Mawer Market Update—March 20, 2020
Over the last week, the world has seen a continued increase in COVID-19 cases and, consequently, a greater effort to contain the virus. This trend represents Benoit Mandelbrot’s concept of fractals, a mathematical pattern where each part resembles the greater whole (see: The Misbehavior of Markets: A Fractal View of Financial Turbulence). We can see this pattern reflected in how the earlier virus’ exponential spread, e.g., Italy, is now being played out in other countries. Applying a fractal framework suggests we should expect more cases in western countries and a greater effort towards containment. It is possible the United States will have close to 500,000 cases by the end of March. It is also notable that with enough containment and testing, the curve eventually flattens—which has been the case in China.
While containment initiatives are of utmost importance in defeating the spread of COVID-19, they have also resulted in significant economic deterioration, including the closure of businesses and the furlough or unemployment of people around the world. Over the last week, global financial markets have declined, attempting to discount the economic impact. With such a wide range of probabilities on how events could unfold, the result has been substantial volatility in asset prices.
Authorities have acted quickly to support the economy by making it rain money. Aside from traditional monetary policy, such as reduction in interest rates and newer tools such as asset repurchases (quantitative easing), there have been indications of a greater fiscal response. This includes direct fiscal programs intended to stimulate the economy, the consideration of indirect fiscal programs such as the deferral/abatement of taxes or increase in medical benefits, and proposals of directly writing people cheques aka “helicopter money.” Historically, “don’t fight the Fed” has been sage advice.
Over the last week, bond markets have become correlated with equity markets, as bond yields have increased slightly. It is possible bond markets are anticipating greater inflation if it rains money for long enough. It is also conceivable that part of the pressure on fixed income markets is resulting from rebalancing, as institutional investors seek to sell bonds and redeploy capital into equities that are now more reasonably valued for the long-term. Overall, credit markets remain in a more fragile state, and it is reasonable to expect defaults, which is the case in every recession and bear market.

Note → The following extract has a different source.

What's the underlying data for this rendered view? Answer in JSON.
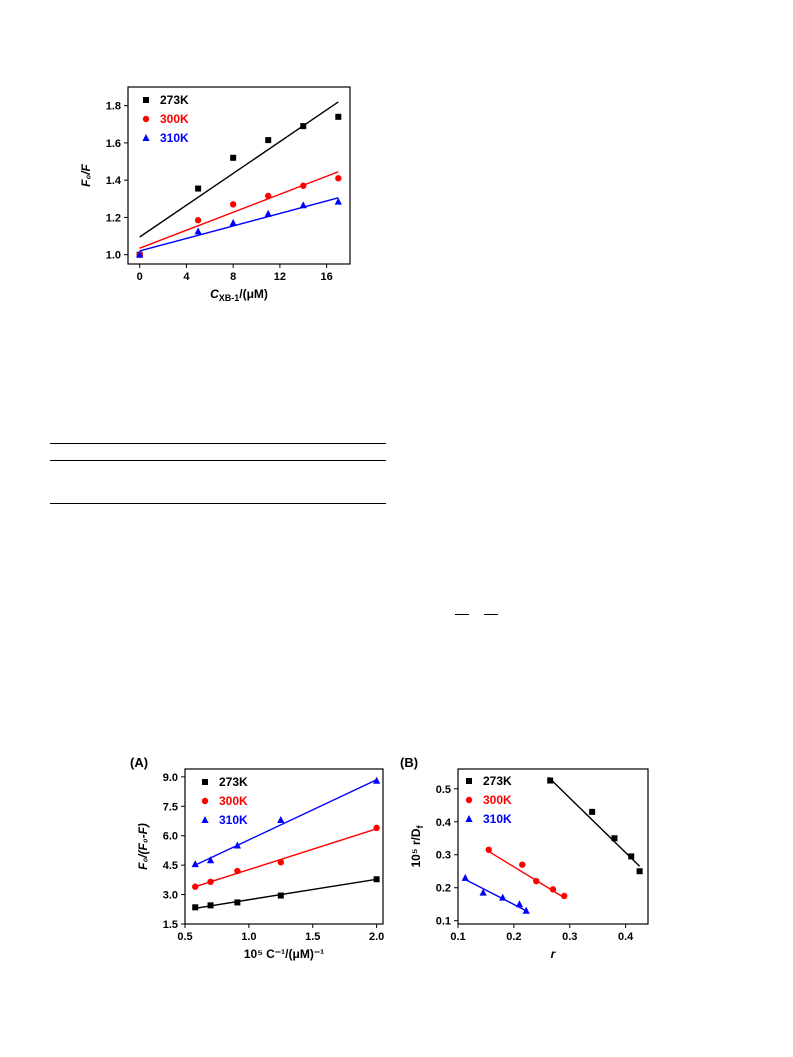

So, what are we doing about it? At Mawer, our team has emphasized increased communication both internally and externally. Internally, we’ve increased our use of technology to effectively share information and have also increased the frequency of meetings across teams to facilitate remote work. Externally, our research team has been in ongoing contact with companies and industry participants to better understand the economic consequences of the past few weeks, as well as the potential implications for the future.
Despite the increased volatility of the past week, our base thinking hasn’t shifted. We’ve stuck to our long-term investment philosophy, emphasizing companies that have strong business models. In general, these companies tend to generate more recurring revenue, are less discretionary in nature, and are typically highly cash generative. And in managing through this turbulent time, our philosophy continues to be:
- Stay balanced and diversified, in regard to both our portfolios and decisions.
- Attempt to be in two spots at the same time—make decisions so that portfolios are relatively well-positioned, whether we land in a positive or negative scenario.
- Continue to look at the world with a long-term view, shifting away from the risks and towards the opportunities.
And finally, one of our highest priorities, to quote an often-used mantra, is to keep calm and carry on. The world is rarely as dark—or as rosy—as our emotions may suggest.